Friday, August 28, 2009

Factors Influencing the Foreign Exchange Rate

The exchange rate between countries changes due to change in demand or supply in the foreign exchange market. The factors which cause changes in demand and supply are discussed as under.

1. Changes in Prices: It is changes in the relative price levels that cause changes in the exchange rate. Suppose price level in Britain rises relative to the US price level. This will lead to the rises in the price of British goods in terms of pounds. British goods will become dearer in the US. This will lead to reduction in British exports to the US. So the supply of dollars to Britain will diminish. On the other hand, the American goods become cheaper in Britain and their imports into Britain increase. So the demand for dollars will increase. Thus the supply curve for dollars will shift to the left so that the exchange rate is established at a higher level from the point of view of the US. It implies appreciation of the value of the dollars and depreciation of the value of the pound.

2. Changes in Exports and Imports: The demand and supply of foreign exchange is also influenced by changes in exports and imports. If exports of the country are more than imports, the demand for the country is more than imports, the demand for its currency increases so that the rate of exchange moves in its favour. Conversely, if imports are more than export the demand for the foreign currency increase and the rate of exchange will move against the country.

3. Capital Movements: Short term or long term capital movements also influence the exchange rate capital flows tend to appreciate the value of the currency of the capital importing country and depreciate the value of the currency of the capital exporting country. The exchange rate will move in favour of the capital importing country and against the capital exporting country. The demand for the currency of the capital importing country will rise and its demand curve will shift upward to the right and exchange rate will be determined at a higher level, given the supply curve of foreign exchange.

4. Influence of Banks: Banks also affect the exchange rate through their operation. They include the purchase and sale of bank drafts, letters of credit, arbitrage, dealing in the bills of exchange etc. These banking operations influence the demand for and supply of foreign exchange. If the commercial banks issue a large number of drafts and letters of credit on foreign banks, the demand for foreign currency rises. The bank rate also influences exchange rate. If the bank rate rises relative to other countries, more funds will flow into the country from abroad to earn high interest rate. It will tend to raise the demand for the domestic currency and exchange rate will move in favour of the country. Converse will be the case when the bank rate falls.

5. Influence of Speculation: The growth of speculative activities also influences the exchange rate. Uncertainty in the international money market encourages speculation in foreign exchange. If the speculators expect a fall in the value of currency in near future, they will sell that currency and start buying the other currency, they expect to appreciate in value. Consequently, the supply of former currency will increase and its exchange rate will fall. While the demand for the other currency will rise and its exchange rate will go up.
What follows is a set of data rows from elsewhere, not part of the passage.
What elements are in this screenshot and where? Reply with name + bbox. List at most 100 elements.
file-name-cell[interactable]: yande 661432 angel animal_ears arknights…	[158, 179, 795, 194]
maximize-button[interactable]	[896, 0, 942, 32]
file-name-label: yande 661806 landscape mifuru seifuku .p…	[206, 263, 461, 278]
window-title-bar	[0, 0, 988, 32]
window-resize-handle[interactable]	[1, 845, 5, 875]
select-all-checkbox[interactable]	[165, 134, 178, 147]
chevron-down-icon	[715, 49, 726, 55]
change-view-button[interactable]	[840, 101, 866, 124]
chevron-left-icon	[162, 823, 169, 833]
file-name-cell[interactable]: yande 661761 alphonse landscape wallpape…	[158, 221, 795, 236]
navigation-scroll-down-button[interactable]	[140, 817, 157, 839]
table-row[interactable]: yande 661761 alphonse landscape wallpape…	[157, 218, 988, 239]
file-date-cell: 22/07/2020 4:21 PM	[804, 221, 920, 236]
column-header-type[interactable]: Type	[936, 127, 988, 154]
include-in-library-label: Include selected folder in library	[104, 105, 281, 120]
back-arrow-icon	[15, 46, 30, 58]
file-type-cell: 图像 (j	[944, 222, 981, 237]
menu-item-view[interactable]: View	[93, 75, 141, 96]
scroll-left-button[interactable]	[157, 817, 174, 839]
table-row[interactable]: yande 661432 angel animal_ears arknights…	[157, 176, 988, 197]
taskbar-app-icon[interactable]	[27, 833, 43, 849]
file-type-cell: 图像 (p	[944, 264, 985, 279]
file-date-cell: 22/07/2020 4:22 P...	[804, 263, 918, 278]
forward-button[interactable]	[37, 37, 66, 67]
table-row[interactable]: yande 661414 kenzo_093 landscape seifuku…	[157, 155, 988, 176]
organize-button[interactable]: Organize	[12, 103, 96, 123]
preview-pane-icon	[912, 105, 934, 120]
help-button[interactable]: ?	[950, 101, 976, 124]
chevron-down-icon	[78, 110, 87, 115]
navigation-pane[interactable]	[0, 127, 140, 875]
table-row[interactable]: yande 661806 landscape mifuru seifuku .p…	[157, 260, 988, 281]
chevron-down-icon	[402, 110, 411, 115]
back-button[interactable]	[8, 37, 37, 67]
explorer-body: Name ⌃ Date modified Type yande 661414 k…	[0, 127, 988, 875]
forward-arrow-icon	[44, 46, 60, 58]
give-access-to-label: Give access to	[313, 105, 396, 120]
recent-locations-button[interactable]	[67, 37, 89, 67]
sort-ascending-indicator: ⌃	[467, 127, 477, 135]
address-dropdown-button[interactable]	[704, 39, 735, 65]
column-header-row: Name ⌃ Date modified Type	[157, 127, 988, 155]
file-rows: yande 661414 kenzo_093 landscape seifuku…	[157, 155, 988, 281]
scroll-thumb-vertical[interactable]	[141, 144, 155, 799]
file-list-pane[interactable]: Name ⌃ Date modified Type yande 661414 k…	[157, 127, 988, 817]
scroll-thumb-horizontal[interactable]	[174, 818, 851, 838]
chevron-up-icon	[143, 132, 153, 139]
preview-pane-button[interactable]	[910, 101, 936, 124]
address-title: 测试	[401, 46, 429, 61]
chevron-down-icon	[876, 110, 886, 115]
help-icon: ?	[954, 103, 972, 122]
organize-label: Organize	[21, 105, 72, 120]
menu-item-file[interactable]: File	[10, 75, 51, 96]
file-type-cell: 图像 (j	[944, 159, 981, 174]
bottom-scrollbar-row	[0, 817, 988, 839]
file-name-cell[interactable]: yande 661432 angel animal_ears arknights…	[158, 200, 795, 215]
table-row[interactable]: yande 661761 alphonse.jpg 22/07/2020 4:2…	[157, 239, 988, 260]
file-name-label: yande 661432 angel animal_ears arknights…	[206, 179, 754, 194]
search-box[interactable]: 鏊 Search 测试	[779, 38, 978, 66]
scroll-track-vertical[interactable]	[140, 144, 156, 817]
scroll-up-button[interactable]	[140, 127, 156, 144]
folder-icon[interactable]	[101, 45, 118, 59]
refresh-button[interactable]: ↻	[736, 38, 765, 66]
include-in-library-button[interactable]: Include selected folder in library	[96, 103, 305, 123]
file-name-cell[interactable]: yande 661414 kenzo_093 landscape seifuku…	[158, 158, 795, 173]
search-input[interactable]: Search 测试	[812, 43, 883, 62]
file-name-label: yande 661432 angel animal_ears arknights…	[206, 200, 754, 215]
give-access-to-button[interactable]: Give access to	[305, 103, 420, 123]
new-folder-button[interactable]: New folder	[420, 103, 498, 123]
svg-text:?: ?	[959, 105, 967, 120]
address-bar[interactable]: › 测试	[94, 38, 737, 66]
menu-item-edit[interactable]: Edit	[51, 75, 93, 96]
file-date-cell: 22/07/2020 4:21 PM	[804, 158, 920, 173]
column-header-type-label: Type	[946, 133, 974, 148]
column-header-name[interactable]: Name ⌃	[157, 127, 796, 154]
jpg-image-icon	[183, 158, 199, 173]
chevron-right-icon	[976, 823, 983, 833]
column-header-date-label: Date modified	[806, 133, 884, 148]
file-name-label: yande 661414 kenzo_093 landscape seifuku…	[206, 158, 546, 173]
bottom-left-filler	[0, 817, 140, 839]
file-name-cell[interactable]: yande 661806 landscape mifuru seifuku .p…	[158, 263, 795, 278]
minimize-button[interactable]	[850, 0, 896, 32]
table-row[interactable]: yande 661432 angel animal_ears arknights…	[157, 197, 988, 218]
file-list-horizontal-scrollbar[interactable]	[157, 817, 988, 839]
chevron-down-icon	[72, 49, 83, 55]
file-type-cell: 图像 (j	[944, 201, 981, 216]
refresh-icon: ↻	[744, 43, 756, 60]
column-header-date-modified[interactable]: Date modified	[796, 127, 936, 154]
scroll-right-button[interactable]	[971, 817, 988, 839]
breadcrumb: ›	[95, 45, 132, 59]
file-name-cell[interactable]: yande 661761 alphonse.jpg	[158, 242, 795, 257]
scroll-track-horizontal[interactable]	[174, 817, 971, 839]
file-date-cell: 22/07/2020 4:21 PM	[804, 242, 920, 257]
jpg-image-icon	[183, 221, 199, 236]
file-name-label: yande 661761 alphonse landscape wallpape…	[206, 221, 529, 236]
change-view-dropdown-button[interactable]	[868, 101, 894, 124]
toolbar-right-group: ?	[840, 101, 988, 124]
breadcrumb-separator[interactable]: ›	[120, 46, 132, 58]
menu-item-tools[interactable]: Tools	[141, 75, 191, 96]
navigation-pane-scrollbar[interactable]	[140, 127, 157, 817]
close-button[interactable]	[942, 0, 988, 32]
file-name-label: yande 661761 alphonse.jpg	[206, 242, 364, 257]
6. Stock Exchange Influences: Stock exchange operations in foreign currencies, debentures, stocks and shares etc exert significant influence on the exchange rate. If the stock exchanges help in the sale of securities debentures shares etc to foreigners, the demand for the domestic currency will rise in the part of the foreigners and the exchange rate also tends to rise. The opposite will be the case if the foreigners purchase securities, debentures shares etc through the domestic stock exchanges.

7. Structural Influences: Structural changes are another important factor which influences the exchange rate of a country. Structural changes are those changes which bring changes in the consumer demand for commodities. They include technological changes, the innovations etc which also affect the cost structure along with the demand for products. Such structural changes tend to increase the foreign demand for domestic production. It implies increase in exports, greater demand for domestic currency, appreciation of its value and rise in the exchange rate.

8. Political Conditions: Political conditions in the country have a significant influence on the exchange rate. If there is political stability and the government is strong and efficient, foreigners will have tendency to invest their funds into the country. With the inflow of capital the demand for domestic currency will rise and the exchange rate will move in favour of the country. On the contrary, if the government is weak, inefficient and dishonest and there is no safety to life and property, capital will flow out of the country and the exchange rate will move against the country.